429 Too Many Requests You’ve hit the rate limit. The basic tier allows 50 requests/minute for sonar and sonar-pro, but only 5/minute for sonar-deep-research. Add retry logic with exponential backoff:

 1
 2
 3
 4
 5
 6
 7
 8
 9
10
11
12
13
14
15
import time
from openai import RateLimitError

max_retries = 3
for attempt in range(max_retries):
    try:
        response = client.chat.completions.create(
            model="sonar",
            messages=[{"role": "user", "content": "your query here"}],
        )
        break
    except RateLimitError:
        wait = 2 ** attempt
        print(f"Rate limited. Retrying in {wait}s...")
        time.sleep(wait)

Model not found The old model names like llama-3.1-sonar-small-128k-online are deprecated. Use the current names: sonar, sonar-pro, sonar-reasoning-pro, or sonar-deep-research.

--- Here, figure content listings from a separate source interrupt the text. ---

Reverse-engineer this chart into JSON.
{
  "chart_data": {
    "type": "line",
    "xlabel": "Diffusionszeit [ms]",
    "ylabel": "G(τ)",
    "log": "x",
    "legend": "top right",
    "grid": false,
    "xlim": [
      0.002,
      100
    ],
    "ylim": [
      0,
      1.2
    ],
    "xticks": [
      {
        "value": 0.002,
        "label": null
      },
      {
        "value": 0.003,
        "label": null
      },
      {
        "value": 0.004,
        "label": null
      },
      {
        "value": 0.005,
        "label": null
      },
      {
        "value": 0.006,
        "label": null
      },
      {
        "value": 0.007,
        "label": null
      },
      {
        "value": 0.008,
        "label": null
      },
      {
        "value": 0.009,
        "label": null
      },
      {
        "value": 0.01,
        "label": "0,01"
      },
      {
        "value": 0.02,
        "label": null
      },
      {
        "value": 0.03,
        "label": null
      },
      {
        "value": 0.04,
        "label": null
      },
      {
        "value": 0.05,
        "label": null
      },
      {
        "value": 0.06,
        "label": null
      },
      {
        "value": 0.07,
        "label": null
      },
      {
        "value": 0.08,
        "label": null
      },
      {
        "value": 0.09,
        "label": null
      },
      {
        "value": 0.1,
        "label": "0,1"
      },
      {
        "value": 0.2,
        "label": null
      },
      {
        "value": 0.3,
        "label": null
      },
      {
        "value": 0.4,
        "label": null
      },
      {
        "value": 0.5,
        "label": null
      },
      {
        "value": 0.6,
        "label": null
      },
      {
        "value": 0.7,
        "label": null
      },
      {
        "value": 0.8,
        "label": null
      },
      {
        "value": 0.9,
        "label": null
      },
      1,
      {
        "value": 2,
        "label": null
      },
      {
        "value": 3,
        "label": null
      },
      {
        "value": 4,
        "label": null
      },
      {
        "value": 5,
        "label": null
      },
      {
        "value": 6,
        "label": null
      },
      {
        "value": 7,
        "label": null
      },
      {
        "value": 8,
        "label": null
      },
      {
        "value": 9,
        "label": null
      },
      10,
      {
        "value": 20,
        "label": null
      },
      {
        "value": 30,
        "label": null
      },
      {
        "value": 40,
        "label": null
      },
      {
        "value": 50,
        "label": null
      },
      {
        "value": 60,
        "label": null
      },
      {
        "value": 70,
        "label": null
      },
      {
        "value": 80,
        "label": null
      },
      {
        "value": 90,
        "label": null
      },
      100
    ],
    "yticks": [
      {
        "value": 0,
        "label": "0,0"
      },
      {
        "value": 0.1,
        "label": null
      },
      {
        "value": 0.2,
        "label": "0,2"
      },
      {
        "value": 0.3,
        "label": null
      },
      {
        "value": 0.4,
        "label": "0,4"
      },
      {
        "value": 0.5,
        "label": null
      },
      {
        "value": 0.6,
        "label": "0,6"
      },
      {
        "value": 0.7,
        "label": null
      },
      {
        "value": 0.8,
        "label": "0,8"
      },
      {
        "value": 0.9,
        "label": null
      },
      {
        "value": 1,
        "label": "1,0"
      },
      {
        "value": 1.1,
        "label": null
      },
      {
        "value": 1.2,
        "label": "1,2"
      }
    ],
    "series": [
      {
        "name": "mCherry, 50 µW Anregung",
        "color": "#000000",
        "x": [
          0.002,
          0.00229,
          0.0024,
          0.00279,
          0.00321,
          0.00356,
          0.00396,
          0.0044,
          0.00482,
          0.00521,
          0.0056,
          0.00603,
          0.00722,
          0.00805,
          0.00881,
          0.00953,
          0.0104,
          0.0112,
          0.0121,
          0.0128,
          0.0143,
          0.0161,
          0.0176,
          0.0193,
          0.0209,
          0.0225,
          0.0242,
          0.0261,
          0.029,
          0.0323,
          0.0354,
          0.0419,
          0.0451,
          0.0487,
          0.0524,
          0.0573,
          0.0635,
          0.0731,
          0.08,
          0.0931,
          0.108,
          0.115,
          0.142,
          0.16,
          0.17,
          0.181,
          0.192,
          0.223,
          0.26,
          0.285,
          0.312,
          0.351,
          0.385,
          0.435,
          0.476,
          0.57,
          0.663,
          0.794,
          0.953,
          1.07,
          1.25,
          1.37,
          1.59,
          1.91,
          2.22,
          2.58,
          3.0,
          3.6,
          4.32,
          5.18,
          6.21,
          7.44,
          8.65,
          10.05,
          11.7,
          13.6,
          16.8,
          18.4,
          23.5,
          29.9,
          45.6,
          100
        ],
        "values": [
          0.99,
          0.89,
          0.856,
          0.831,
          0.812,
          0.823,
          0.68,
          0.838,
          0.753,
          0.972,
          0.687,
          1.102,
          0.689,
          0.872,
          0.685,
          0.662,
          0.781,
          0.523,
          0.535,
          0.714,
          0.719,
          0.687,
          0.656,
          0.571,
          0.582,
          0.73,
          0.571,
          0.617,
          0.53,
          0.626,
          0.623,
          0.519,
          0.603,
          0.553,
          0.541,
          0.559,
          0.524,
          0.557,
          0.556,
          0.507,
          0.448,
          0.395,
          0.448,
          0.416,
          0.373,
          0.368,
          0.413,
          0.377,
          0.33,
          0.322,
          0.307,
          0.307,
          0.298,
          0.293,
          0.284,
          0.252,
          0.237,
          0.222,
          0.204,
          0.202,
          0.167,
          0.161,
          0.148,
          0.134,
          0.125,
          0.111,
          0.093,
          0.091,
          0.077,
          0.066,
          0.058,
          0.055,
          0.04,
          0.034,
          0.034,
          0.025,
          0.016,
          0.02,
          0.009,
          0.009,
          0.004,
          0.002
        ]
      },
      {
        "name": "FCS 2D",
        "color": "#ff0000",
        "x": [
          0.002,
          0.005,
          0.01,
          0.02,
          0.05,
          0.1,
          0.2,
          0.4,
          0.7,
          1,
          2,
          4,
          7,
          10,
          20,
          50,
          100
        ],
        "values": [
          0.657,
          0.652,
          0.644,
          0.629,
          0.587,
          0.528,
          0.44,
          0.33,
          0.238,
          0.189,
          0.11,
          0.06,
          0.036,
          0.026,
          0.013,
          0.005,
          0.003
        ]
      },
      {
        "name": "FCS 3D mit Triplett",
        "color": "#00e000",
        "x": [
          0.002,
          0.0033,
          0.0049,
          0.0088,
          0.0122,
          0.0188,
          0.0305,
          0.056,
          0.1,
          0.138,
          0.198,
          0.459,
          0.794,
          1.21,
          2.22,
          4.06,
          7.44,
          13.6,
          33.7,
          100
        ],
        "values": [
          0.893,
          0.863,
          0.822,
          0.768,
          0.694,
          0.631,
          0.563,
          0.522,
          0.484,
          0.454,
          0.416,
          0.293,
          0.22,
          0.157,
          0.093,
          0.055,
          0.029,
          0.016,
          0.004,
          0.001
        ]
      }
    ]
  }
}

Empty citations If citations is None or empty, you likely passed disable_search: True or the query didn’t trigger a web search. Make sure you’re using an online-capable model and haven’t disabled search.

Timeout on deep research sonar-deep-research can take 30+ seconds. Increase your client timeout:

1
2
3
4
5
client = OpenAI(
    api_key=os.environ["PERPLEXITY_API_KEY"],
    base_url="https://api.perplexity.ai",
    timeout=120.0,
)

extra_body parameters ignored If search_domain_filter or search_recency_filter seem to have no effect, make sure you’re passing them inside extra_body, not as top-level keyword arguments. The OpenAI SDK doesn’t know about Perplexity-specific parameters, so they must go through extra_body.